Monet was the father of Impressionist painting. Check out our Art appreciation series – 10 Claude Monet Art Projects for Kids – impressionism, lily pond etc
“I am following Nature without being able to grasp her, I perhaps owe having become a painter to flowers.”
– Claude Monet
And flowers were one of the favorite subjects of Claude Monet, the father of French Impressionist painting. It was based on Monet’s ‘Impression, Sunrise’ painting that the term was coined and came to refer to a style of painting dealing with one’s impressions about nature, particularly landscapes.
Monet’s paintings aren’t very detailed and rather than replicate the scene before him, he focused on painting what the scene said to him. This is a great way to get kids to understand art too, by asking them to express their ideas of the scene before them.
To help kids learn a little more about Monet, we’ve put together a list of Monet activities, that are simple but fun to do!
Top 10 Claude Monet Art Projects for Kids
As can be expected, Monet’s works are mainly focused on scenes of nature, and he often painted the same scene multiple times, from different angles and in different lights.
His paintings are a detailed study in light, shadows and colors. A good many of his paintings are based on the scenes he saw in the French countryside, particularly his own lavish home and garden.
Here are my favorites!
This art activity from A Little Pinch of Perfect is a lovely way to recreate Monet’s style of quick brushstrokes, resulting in that unfinished look.

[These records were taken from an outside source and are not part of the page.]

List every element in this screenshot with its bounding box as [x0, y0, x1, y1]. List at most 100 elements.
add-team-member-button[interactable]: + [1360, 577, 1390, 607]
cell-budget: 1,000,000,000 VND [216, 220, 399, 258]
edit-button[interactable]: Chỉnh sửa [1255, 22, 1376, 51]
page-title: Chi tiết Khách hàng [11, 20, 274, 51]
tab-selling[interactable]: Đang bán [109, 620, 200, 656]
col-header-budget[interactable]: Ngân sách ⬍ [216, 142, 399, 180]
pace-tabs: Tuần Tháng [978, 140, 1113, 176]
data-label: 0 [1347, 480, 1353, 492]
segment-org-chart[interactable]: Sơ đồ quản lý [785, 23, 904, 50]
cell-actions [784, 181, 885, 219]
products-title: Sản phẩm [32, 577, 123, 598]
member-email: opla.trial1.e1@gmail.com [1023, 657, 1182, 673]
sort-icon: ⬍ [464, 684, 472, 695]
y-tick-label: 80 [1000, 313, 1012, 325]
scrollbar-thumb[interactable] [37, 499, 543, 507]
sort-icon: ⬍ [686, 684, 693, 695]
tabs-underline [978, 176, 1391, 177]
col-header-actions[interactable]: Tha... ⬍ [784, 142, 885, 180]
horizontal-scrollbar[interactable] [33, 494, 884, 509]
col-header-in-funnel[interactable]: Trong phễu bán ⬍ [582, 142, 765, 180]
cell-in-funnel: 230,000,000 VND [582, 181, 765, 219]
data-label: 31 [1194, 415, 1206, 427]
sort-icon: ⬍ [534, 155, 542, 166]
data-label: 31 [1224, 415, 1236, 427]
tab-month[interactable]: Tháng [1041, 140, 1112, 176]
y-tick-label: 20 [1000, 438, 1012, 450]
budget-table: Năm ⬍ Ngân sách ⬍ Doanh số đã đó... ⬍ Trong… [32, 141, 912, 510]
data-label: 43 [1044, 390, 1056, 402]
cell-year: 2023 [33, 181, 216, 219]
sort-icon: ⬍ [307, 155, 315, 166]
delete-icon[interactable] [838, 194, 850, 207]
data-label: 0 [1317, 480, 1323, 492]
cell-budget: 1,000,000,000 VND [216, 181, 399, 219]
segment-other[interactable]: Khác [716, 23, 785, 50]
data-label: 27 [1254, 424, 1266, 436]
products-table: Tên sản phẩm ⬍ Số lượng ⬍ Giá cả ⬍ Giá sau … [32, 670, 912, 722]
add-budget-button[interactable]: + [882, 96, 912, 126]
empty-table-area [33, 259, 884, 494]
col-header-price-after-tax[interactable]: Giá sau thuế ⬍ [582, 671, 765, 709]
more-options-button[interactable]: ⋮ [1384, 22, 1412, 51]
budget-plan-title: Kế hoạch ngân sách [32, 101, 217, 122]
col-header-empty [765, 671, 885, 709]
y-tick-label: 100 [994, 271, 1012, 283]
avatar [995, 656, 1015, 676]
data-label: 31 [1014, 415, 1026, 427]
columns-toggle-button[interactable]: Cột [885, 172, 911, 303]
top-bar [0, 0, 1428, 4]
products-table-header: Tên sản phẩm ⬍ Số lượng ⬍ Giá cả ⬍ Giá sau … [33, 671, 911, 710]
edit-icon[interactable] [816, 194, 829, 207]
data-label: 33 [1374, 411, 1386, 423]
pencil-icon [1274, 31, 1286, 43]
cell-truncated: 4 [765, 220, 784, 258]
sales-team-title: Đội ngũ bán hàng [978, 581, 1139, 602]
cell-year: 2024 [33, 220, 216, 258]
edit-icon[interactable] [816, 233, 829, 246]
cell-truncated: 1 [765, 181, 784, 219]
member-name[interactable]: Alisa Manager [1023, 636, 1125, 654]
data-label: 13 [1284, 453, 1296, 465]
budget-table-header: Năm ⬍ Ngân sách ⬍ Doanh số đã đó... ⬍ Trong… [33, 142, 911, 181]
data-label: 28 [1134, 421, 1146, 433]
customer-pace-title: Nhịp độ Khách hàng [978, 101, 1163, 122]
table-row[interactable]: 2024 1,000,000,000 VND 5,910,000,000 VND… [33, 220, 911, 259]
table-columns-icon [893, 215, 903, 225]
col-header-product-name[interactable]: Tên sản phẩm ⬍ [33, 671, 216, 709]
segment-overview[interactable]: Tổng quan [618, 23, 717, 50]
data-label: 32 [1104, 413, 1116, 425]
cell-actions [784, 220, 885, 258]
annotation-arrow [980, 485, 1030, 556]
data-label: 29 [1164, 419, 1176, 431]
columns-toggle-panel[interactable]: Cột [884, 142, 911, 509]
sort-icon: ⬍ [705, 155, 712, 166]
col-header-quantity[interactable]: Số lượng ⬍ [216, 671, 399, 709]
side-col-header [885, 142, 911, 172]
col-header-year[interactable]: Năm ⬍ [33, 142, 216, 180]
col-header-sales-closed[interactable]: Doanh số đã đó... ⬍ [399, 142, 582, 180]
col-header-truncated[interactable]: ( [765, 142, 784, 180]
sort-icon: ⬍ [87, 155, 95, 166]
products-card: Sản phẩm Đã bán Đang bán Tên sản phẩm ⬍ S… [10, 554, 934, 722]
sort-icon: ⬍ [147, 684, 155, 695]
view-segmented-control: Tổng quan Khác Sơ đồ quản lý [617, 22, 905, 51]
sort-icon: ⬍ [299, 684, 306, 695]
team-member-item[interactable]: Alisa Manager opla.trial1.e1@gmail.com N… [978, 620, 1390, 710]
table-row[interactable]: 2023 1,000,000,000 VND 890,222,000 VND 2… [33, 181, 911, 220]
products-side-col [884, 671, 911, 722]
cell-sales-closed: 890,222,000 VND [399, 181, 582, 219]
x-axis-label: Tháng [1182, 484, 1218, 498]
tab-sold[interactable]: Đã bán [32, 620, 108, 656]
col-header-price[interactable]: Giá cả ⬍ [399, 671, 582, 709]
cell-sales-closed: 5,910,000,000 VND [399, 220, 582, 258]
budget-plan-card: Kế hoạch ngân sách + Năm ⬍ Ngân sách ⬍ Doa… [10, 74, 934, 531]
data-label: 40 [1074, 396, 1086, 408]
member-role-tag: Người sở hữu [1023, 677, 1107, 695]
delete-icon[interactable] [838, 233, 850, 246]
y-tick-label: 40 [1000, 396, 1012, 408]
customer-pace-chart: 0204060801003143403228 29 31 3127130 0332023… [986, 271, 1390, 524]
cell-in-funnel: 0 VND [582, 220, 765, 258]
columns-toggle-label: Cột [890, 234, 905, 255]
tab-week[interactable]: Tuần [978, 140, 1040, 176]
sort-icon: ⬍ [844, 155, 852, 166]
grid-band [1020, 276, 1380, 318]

Use a cotton ball to dab and swirl paint on paper. Then use green and white cupcake liners to create the lily pad and lilies respectively.
Many of Monet’s paintings featured a Japanese style bridge in the middle, over the lake of lilies. This artwork from The Crafty Classroom focuses on this bridge, with a very simple activity – stick tape in a bridge shape and use fingers to print all around the paper.
When done, peel off the paper for a lovely piece of art!
Monet didn’t paint only flowers, he also did about 140 snowscapes. This art by Deep Space Sparkle is inspired by Monet’s Magpie, his largest winter painting and shows and uses masking tape to create the effect of birch trees in snow.
This one includes some tricky painting, so it’s better reserved for the older kids.
Many of Monet’s paintings featured his wife and son as models, and The Stroll is one that features them both. It is also known as ‘Woman with a Parasol’. Show kids the original painting, and then let their impressions of the original guide their choice of colors in the printable sheet.
Besides water lilies, Monet painted a lot of poppies. While they share the ‘unfinished’ look of the water lily paintings, the poppy paintings are generally brighter and feature less water and are a study in perspective.
Get some poppy action with this easy to make, but very pretty poppy collage craft from Meaningful Mama.
This is truly an activity Monet would be proud of! Since flowers feature so much in Monet’s work, why not make a painting using flowers? This painting from Playful Learning uses flowers to print on paper, and then uses a ruler to scrape blue paint from one end to the other, creating beautiful ‘ripple’ effects, just like a lake!
The kids at K-8 Art shows us how to put those artsy skills to use and make a beautiful Monet… right in the comfort of your own home! All you need are a few brushes, acrylic paint and a dose of creative inspiration!
This craft from K8 Art is adorable! Get kids to make their own versions of Monet’s art and frame them in little Popsicle stick easels. True impressionism!
This craft lesson from It’s Art Day is a lovely art project for kids. Use tempera paint on a cardboard circle to paint Monet’s pond and water lily. Make painted paper leaves and flowers out of scrap paper. The project is a little challenging, so it’s better suited to older kids.
This is a super easy craft from artreekids that even toddlers can make! This is my favorite watercolor idea combination: wax resist and Claude Monet. It makes sense to me.
Everybody has crayons at home, wax resist is a simple technique that even the smallest kids can master very well and Claude Monet… well, what can I say? I love Impressionists and the “not finished” or “almost abstract” feel to their paintings is easy for kids to master.
I also loved the Lily pad artwork featured on artsonia.com
Monet saw beauty in all aspects of nature – the flowers, the water, the sky, the snow and the trees. He saw them in his mind’s eye and captured those images in his paintings, disregarding whether others found them incomplete or not.
That is a great message to teach kids about art, and how art is a very personal thing. As Monet said, “Everyone discusses my art and pretends to understand as if it were necessary to understand when it is simply necessary to love.”